'Tereddüt göstermeden direnin'

Erdoğan’ın "fiili darbe yaptığını belirten" KCK açıklamasında "tereddüt göstermeden direnme" çağrısı yaptı.

Erdoğan'ın "bu savaş kıyamete kadar sürecek" ifadelerini ve "darbe hükümetinin başbakanı" olarak andığı Ahmet Davutoğlu'nun "şehirde ve kırda bu savaş, asayiş tam sağlanana kadar durmayacak" sözlerini "önümüzdeki dönemde nasıl bir saldırı politikası yürüteceklerini ortaya koymuşlardır" şeklinde değerlendiren KCK açıklamasında "AKP hükümetinde sorunları demokratik siyasal yöntemlerle çözme anlayışı yoktur; hangi topluluk hak talep ediyorsa o topluluğun ezilip sindirilmesi hedeflenmektedir. Tayyip Erdoğan ve Davutoğlu ‘Sonuna kadar savaş’ demektedirler." ifadelerine yer verdi.
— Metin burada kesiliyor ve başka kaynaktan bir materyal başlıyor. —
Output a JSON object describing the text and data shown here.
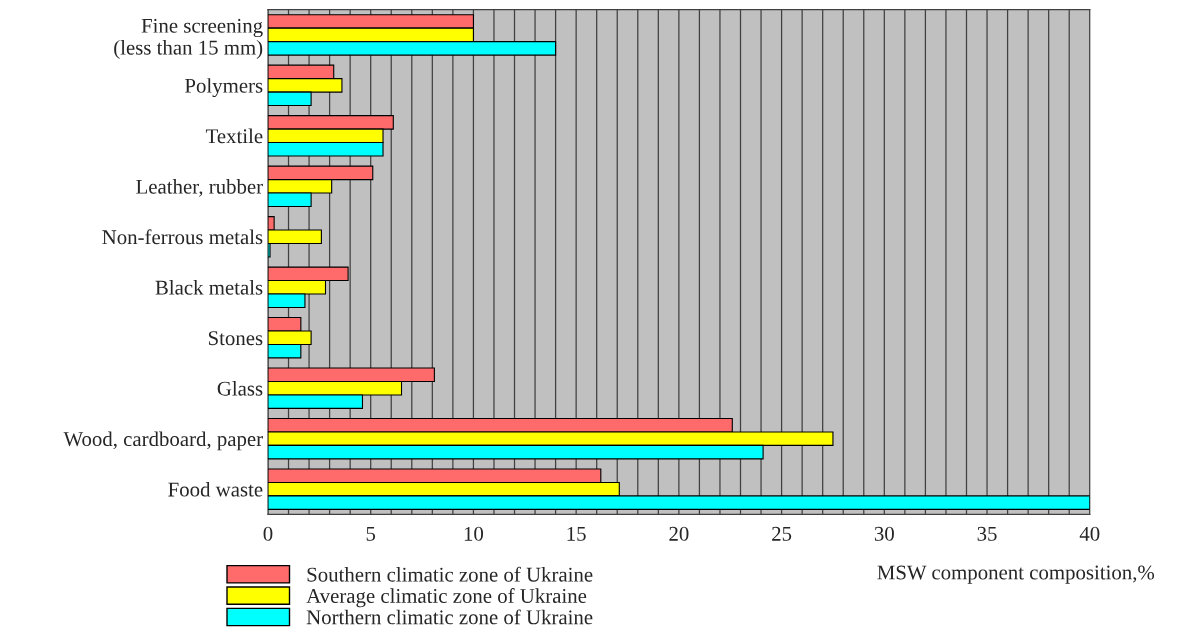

AKP'yi Dolmabahçe Mutabakatı'na uymamakla suçlayan açıklama, operasyon kararının MGK'da alındığını da iddia ederek şöyle devam etti: "Erdoğan ve ekibi demokratikleşmeyi gündemden çıkarmak ve otoriter bir rejim yaratmak için seçim öncesi gerilim politikası izlemiş; seçimden sonra da seçim sonuçlarını kabul etmeyerek fiili darbe yapıp savaşı tırmandırmıştır. AKP seçimi kazansaydı savaşı daha ilk günden şiddetli bir biçimde başlatacaktı. Ancak seçimi kaybetmesine rağmen karşısında siyasi bir irade görmeyince 30 Ekim MGK’de alınan savaş kararını kısa bir süre sonra yürürlüğe koymuştur."
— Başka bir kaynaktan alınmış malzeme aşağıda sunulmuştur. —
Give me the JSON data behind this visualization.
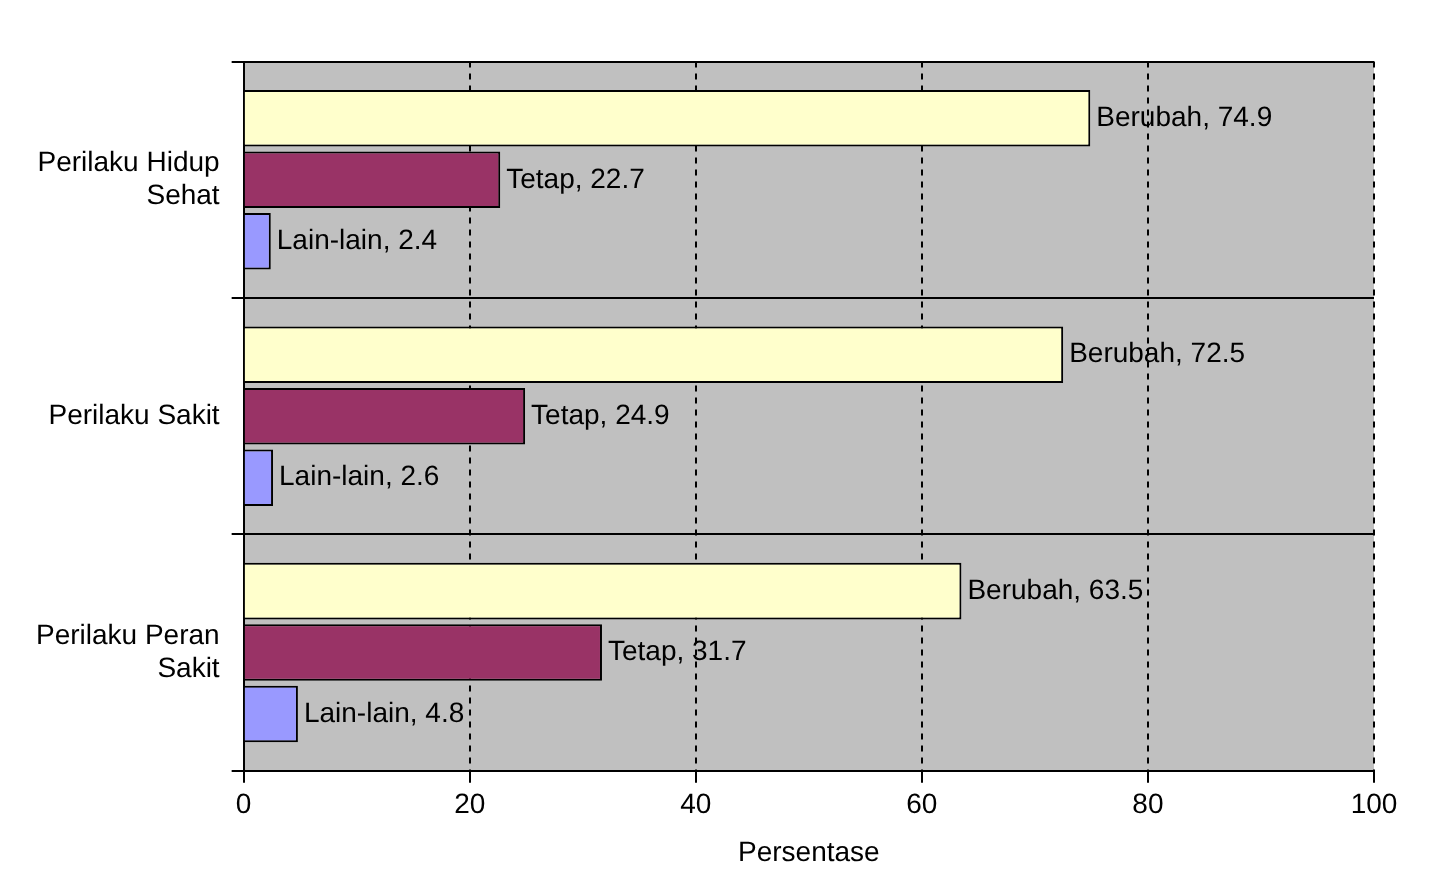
{
  "chart_data": {
    "type": "bar",
    "orientation": "horizontal",
    "categories": [
      "Perilaku Hidup Sehat",
      "Perilaku Sakit",
      "Perilaku Peran Sakit"
    ],
    "series": [
      {
        "color": "#ffffcc",
        "values": [
          74.9,
          72.5,
          63.5
        ],
        "value_labels": [
          "Berubah, 74.9",
          "Berubah, 72.5",
          "Berubah, 63.5"
        ]
      },
      {
        "color": "#993366",
        "values": [
          22.7,
          24.9,
          31.7
        ],
        "value_labels": [
          "Tetap, 22.7",
          "Tetap, 24.9",
          "Tetap, 31.7"
        ]
      },
      {
        "color": "#9999ff",
        "values": [
          2.4,
          2.6,
          4.8
        ],
        "value_labels": [
          "Lain-lain, 2.4",
          "Lain-lain, 2.6",
          "Lain-lain, 4.8"
        ]
      }
    ],
    "xlim": [
      0,
      100
    ],
    "xticks": [
      0,
      20,
      40,
      60,
      80,
      100
    ],
    "xlabel": "Persentase",
    "grid": true,
    "legend": false
  }
}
KCK açıklamasını şu şekilde sonlandırdı: "Bu gerçeklik karşısında Kürt halkına düşen görev, hiçbir tereddüt göstermeden direnmek, onlarca yıldır yürüttüğü ve ağır bedeller ödediği mücadeleyi sonuca götürmektir. Türkiye halklarına ve demokrasi güçlerine düşen görev de otoriterleşmeye ve despotizme karşı Kürdistan halkının verdiği Türkiye halklarının da demokrasi mücadelesi olan bu direnişin yanında yer almak ve bu demokrasi mücadelesini yükseltmek olmalıdır. Tam da şimdi Gezi ruhunun ayağa kalkmasının zamanıdır. Şimdi bizim yaptığımız, tek taraflı sürdürülen savaşa karşı haklı ve kutsal bir direniş göstermek olmaktadır. Bir ulus olarak varlığımızı korumak, özgür ve demokratik yaşamımızı kurmak dışında başka bir amacımız yoktur. Ne kimseye savaş açmış, ne de hiç kimsenin oyununa gelmiş durumdayız. Mazlum bir halkın isyan çığlığı olarak bu halkın yok edilmeyeceğini, özgür ve demokratik yaşamından alıkonulamayacağını haykırmaktayız. Bir halkın özyönetimini kurmasına karşı yürütülen vahşi saldırılara karşı direnmek bu anlama gelmektedir."